At first blush, this seems utterly banal — always attempting to meet in the middle of two competing forces. Call it “both sides-ism,” “zombie centrism,” or whatever. I share the general contempt for that kind of “splitting the difference” moderation. There may be times when it works, in an attempt to close a political deal, but it’s mindless if it doesn’t take into account external reality. So to return to the metaphor of a boat, it’s no good being equally balanced if a gale-force wind is pushing the boat in one direction. You may need to get everyone on one side of the ship to keep it upright. You trim your sails not according to ideology, or a compass, but according to the winds and the waves. There’s no easy formula for this; it requires prudential judgment. It requires leaders who have a sense of the exigencies and passions of their time and respond to them empirically.
So FDR was in many ways an extremist in the context of American history; but his extremism was a form of moderation given the dire economic crisis he had to handle. I’d say the same thing about Thatcher: a radical remaker of an economy and society, but in the context of previous economic stagnation, social breakdown, and a stifling collectivism, something of a moderate.
What would that kind of revolutionary moderation look like today? That depends on your take on the world we are living in. My own view is that this period is unique in human history because it is the first time our species is on the verge of wiping out most life as it now exists on this planet. It’s the mother of all emergencies. In this context, moderation is radicalism. Splitting the difference right now between the GOP and the Democrats on this subject is to guarantee eco-suicide. And since it is an emergency, gradualism is not, shall we say, optimal. That’s why the Green New Deal has appeal. Its vast ambition is actually well-suited to the humongous scale of the challenge. When AOC’s critics say her idea is preposterously expensive and unnecessarily socialist (as it is), she is perfectly right to ask: So what’s your alternative?
Here’s a suggestion: Focus on a non-carbon energy source that is already proven to be technologically feasible, can be quickly scaled up, and can potentially meet all our energy demands. What we need, given how little time we have, is a massive nuclear energy program. Sure, we can keep innovating and investing in renewables, and use as much as we can. But they are not going to save us or the planet in time. We know nuclear works and does so quickly. As argued in Scientific American:
The speediest drop in greenhouse gas pollution on record occurred in France in the 1970s and ‘80s, when that country transitioned from burning fossil fuels to nuclear fission for electricity, lowering its greenhouse emissions by roughly 2 percent per year. The world needs to drop its global warming pollution by 6 percent annually to avoid “dangerous” climate change in the estimation of [respected climate scientist James] Hansen and his co-authors in a recent paper in PLoS One.
What’s the catch? It’s superexpensive. While the price of renewables keeps falling, nuclear remains very costly. The plants take a long time to build, and they’re difficult to site.

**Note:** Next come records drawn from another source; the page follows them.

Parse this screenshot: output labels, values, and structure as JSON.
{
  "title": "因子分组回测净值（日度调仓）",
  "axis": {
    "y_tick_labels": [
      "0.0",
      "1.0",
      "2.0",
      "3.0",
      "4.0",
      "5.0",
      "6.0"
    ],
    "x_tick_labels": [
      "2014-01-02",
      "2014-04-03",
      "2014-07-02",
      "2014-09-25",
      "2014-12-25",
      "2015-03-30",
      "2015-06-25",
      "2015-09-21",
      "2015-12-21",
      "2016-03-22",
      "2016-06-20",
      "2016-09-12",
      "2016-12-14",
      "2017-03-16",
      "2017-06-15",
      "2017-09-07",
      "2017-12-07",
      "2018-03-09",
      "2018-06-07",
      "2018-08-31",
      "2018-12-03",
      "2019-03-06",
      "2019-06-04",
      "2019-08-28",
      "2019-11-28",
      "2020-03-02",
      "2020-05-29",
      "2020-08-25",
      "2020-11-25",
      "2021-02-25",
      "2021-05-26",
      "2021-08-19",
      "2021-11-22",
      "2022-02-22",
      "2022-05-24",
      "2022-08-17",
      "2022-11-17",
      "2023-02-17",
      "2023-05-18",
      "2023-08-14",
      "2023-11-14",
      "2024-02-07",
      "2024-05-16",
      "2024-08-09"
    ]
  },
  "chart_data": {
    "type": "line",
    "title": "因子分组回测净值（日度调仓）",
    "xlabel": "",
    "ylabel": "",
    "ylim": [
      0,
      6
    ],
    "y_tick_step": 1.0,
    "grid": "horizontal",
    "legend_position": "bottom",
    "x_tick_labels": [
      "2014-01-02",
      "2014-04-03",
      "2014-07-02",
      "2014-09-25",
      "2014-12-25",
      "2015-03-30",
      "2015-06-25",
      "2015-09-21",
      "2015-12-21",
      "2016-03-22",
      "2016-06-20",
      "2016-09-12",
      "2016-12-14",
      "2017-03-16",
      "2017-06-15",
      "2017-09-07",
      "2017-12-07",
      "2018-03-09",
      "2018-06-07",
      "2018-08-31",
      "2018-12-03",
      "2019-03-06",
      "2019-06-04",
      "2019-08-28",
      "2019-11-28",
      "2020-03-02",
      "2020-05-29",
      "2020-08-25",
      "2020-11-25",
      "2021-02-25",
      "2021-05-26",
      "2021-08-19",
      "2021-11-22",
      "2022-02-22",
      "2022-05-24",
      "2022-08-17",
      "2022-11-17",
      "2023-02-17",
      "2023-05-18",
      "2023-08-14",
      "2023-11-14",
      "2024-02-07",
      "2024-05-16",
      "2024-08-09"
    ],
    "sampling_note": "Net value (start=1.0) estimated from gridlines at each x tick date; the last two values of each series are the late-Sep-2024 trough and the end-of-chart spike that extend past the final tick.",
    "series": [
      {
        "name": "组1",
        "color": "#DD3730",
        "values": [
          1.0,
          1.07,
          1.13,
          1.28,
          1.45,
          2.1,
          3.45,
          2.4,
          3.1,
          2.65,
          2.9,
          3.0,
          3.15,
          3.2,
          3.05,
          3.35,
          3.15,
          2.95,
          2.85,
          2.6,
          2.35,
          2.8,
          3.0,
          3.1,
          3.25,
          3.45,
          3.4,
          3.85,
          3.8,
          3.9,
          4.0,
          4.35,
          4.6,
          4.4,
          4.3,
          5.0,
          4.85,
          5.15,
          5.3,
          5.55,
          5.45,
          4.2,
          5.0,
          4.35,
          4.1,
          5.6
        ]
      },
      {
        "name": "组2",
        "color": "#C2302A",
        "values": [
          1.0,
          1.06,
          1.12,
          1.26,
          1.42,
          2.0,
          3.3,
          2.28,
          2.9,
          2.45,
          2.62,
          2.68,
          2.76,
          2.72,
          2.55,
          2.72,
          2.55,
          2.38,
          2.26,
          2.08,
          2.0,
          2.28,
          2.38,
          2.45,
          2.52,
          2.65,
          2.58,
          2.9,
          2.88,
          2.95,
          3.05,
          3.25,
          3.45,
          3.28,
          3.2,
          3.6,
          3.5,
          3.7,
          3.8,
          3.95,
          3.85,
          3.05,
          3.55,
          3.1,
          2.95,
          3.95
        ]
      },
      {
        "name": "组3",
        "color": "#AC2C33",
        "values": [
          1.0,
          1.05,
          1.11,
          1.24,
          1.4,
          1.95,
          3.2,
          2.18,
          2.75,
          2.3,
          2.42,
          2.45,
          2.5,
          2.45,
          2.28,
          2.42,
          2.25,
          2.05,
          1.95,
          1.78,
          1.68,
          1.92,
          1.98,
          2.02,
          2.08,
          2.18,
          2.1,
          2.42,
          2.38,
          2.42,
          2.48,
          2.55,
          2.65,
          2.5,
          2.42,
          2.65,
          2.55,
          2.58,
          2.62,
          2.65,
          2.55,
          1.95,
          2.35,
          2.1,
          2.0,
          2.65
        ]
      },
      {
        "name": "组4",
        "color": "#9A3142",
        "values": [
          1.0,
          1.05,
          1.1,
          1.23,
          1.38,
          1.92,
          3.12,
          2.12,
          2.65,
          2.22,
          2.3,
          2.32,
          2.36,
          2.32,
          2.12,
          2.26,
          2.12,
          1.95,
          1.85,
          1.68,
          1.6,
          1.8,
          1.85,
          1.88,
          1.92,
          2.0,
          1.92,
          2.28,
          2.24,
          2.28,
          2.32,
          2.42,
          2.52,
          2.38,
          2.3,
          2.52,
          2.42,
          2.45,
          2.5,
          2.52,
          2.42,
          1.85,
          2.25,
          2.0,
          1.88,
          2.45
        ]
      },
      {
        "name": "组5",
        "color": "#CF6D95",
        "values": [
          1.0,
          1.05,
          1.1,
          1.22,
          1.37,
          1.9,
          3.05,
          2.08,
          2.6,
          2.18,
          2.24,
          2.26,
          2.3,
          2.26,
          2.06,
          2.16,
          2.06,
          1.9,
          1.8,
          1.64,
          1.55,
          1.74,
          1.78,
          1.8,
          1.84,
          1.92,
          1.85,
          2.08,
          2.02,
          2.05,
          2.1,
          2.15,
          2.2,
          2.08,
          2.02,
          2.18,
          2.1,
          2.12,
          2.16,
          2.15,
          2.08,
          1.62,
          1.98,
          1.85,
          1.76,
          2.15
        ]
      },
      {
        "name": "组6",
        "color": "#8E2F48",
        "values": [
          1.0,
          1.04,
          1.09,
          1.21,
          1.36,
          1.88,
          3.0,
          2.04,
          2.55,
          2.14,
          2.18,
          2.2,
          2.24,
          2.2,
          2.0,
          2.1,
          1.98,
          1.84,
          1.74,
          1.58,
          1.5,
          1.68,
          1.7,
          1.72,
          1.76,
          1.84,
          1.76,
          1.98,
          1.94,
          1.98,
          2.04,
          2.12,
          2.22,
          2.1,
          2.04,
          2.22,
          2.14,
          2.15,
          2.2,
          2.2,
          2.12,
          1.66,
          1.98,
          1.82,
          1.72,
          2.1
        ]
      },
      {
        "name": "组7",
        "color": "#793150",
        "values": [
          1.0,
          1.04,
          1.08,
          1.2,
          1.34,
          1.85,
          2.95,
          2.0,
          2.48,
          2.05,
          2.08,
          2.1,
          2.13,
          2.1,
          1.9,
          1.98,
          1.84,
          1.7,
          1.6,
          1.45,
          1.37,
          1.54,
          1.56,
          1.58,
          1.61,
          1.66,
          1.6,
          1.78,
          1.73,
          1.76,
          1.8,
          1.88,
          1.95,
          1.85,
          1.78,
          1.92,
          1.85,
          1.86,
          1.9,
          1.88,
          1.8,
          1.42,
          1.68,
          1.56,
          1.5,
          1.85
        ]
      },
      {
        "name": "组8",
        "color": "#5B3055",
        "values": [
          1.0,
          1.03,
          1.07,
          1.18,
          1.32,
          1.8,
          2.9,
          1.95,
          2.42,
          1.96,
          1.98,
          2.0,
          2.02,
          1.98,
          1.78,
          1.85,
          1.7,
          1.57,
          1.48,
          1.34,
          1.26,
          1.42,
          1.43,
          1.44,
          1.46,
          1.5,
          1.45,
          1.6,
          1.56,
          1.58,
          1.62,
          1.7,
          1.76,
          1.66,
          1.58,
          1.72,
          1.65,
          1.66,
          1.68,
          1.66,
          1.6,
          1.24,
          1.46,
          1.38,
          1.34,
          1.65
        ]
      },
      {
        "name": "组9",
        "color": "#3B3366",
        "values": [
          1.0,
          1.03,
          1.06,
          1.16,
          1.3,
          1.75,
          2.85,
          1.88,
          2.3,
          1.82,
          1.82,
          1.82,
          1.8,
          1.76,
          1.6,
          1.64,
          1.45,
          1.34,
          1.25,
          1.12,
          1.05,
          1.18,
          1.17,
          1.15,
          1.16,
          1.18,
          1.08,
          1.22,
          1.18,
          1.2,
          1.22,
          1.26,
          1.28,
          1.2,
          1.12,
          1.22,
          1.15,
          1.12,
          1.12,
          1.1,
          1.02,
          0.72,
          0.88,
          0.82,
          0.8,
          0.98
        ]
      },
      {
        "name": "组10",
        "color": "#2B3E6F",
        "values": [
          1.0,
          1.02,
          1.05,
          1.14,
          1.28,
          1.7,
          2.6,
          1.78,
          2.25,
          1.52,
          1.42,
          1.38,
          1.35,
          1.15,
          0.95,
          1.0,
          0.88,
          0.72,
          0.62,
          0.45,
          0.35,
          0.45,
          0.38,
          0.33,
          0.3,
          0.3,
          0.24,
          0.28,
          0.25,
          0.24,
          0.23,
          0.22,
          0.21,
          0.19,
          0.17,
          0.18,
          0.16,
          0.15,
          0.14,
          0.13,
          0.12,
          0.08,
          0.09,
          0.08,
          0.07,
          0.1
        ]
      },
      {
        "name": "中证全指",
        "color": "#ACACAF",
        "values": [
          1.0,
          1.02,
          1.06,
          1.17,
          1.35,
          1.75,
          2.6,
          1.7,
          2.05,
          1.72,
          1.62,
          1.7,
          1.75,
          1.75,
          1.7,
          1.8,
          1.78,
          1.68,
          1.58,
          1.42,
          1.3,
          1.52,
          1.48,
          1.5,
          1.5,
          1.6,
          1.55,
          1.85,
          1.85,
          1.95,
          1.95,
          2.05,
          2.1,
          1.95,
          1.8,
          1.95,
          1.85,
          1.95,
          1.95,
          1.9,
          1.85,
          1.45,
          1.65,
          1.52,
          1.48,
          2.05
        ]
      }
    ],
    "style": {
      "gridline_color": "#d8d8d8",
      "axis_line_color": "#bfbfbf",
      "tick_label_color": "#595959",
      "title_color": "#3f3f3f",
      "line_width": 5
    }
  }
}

One estimate is that it would cost $7 trillion to build a thousand nuclear plants, which would allow us to get a quarter of our energy from this non-carbon source. For the U. S. to get half its energy from nuclear would cost around $14 trillion. But if we committed to a huge nuclear investment, and the innovation that comes with it, that cost would come down. Compared with one estimate of $93 trillion for the Green New Deal, it’s a bargain.